The parents sought compensation from the public school district for the cost of their son’s private school education.  Their claims were denied, and a federal court affirmed that denial. The parents appealed, the Tenth Circuit also affirmed the denial, and the parents appealed all the way to the Supreme Court.

The Supreme Court held that:

To meet its substantive obligation under the IDEA, a school must offer an IEP reasonably calculated to enable a child to make progress appropriate in light of the child’s circumstances.

With respect to a child with a disability, the Court held,

A child’s IEP need not aim for grade-level advancement if that is not a reasonable prospect. But that child’s educational program must be appropriately ambitious in light of his circumstances, just as advancement from grade to grade is appropriately ambitious for most children in the regular classroom. The goals may differ, but every child should have the chance to meet challenging objectives.

The Newest Justice

The decision is particularly notable because the newest member of the Supreme Court — Justice Neil Gorsuch — had ruled the opposite way in similar cases, according to NPR.
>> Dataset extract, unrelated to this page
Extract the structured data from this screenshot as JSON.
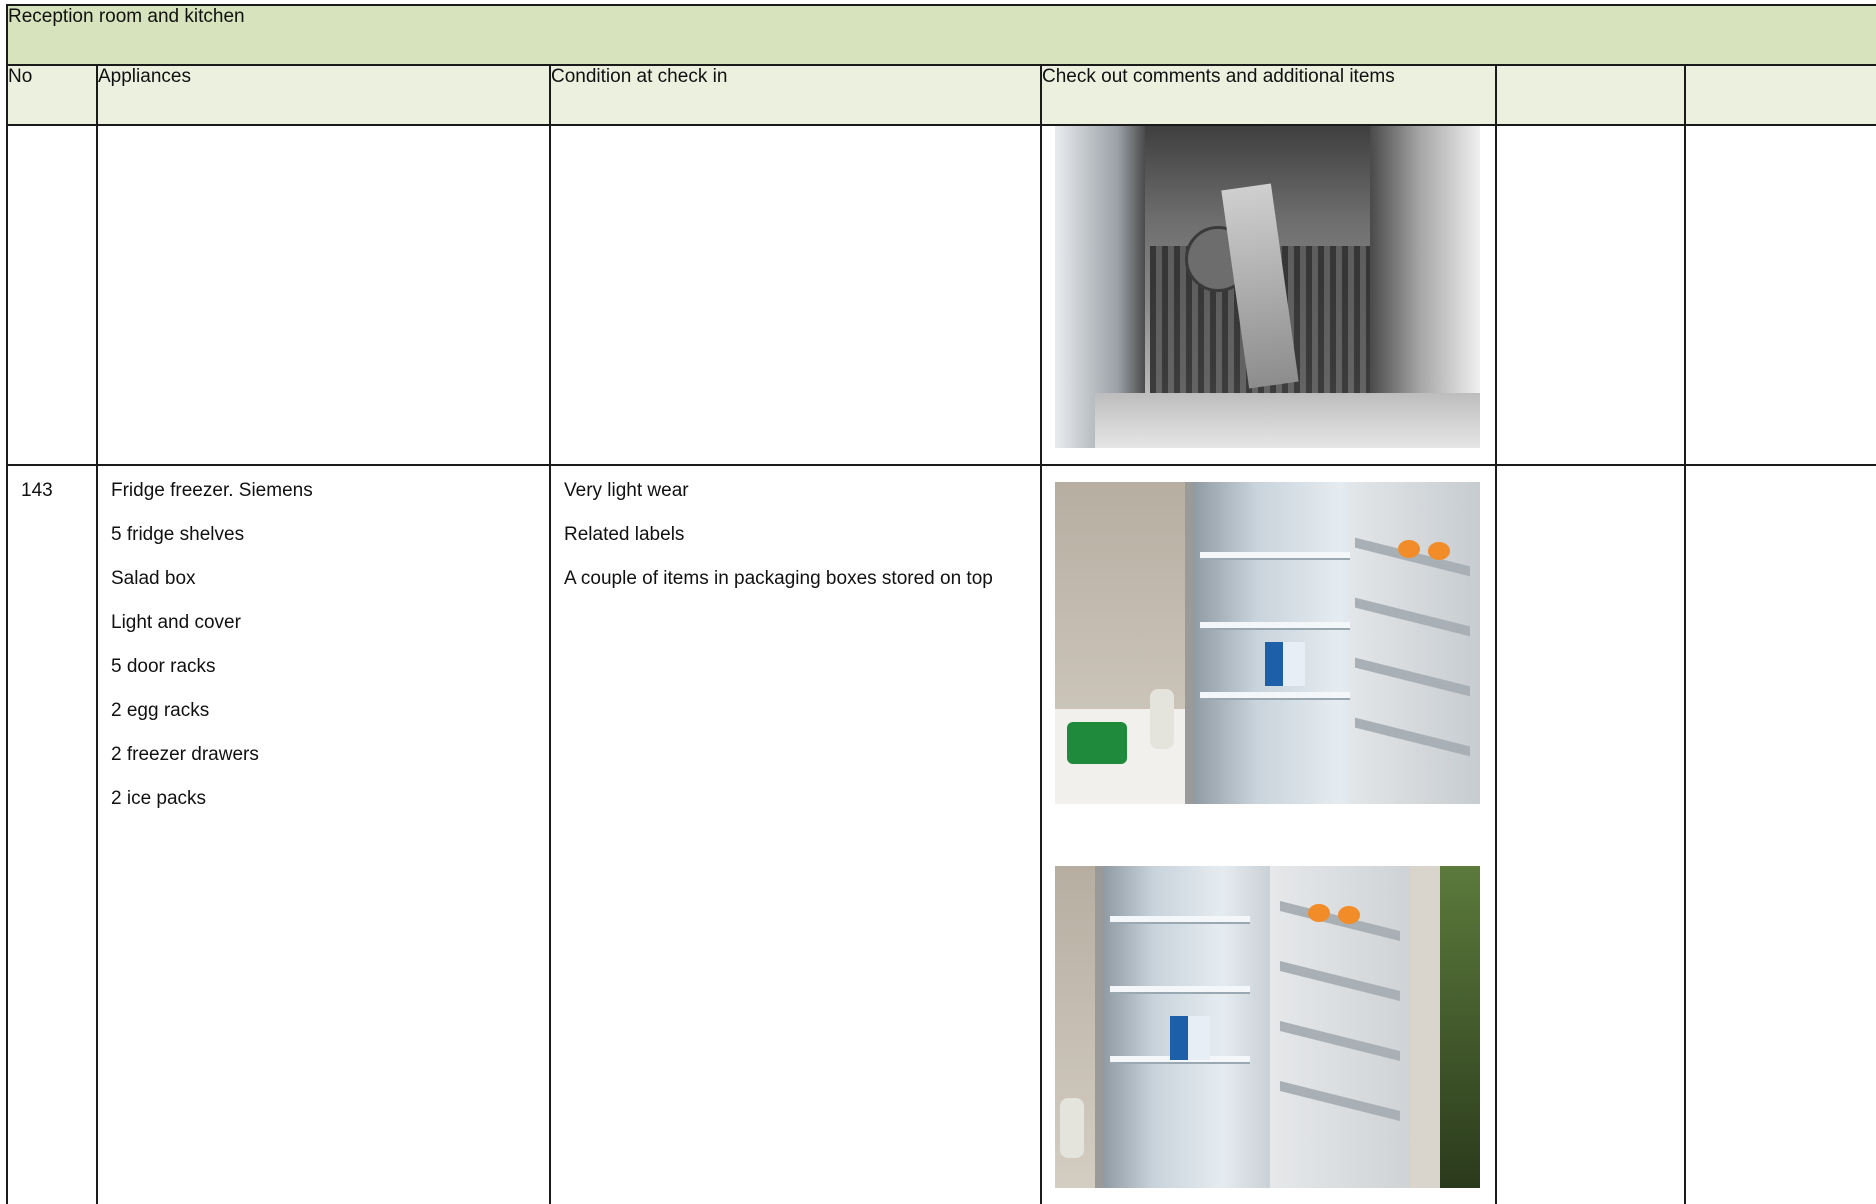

Gorusch wrote in a similar case involving an autistic child: 

Though IDEA is certainly evidence that Congress intends that States, acting through local school districts, provide assistance to disabled students and their families, the assistance that IDEA mandates is limited in scope. The Act does not require that States do whatever is necessary to ensure that all students achieve a particular standardized level of ability and knowledge. Rather, it much more modestly calls for the creation of individualized programs reasonably calculated to enable the student to make some progress towards the goals within that program.

During confirmation hearings, Gorsuch admitted that his prior decision had been a mistake. As he told Senator John Cornyn of Texas,

I was wrong, Senator, because I was bound by circuit precedent, and I’m sorry.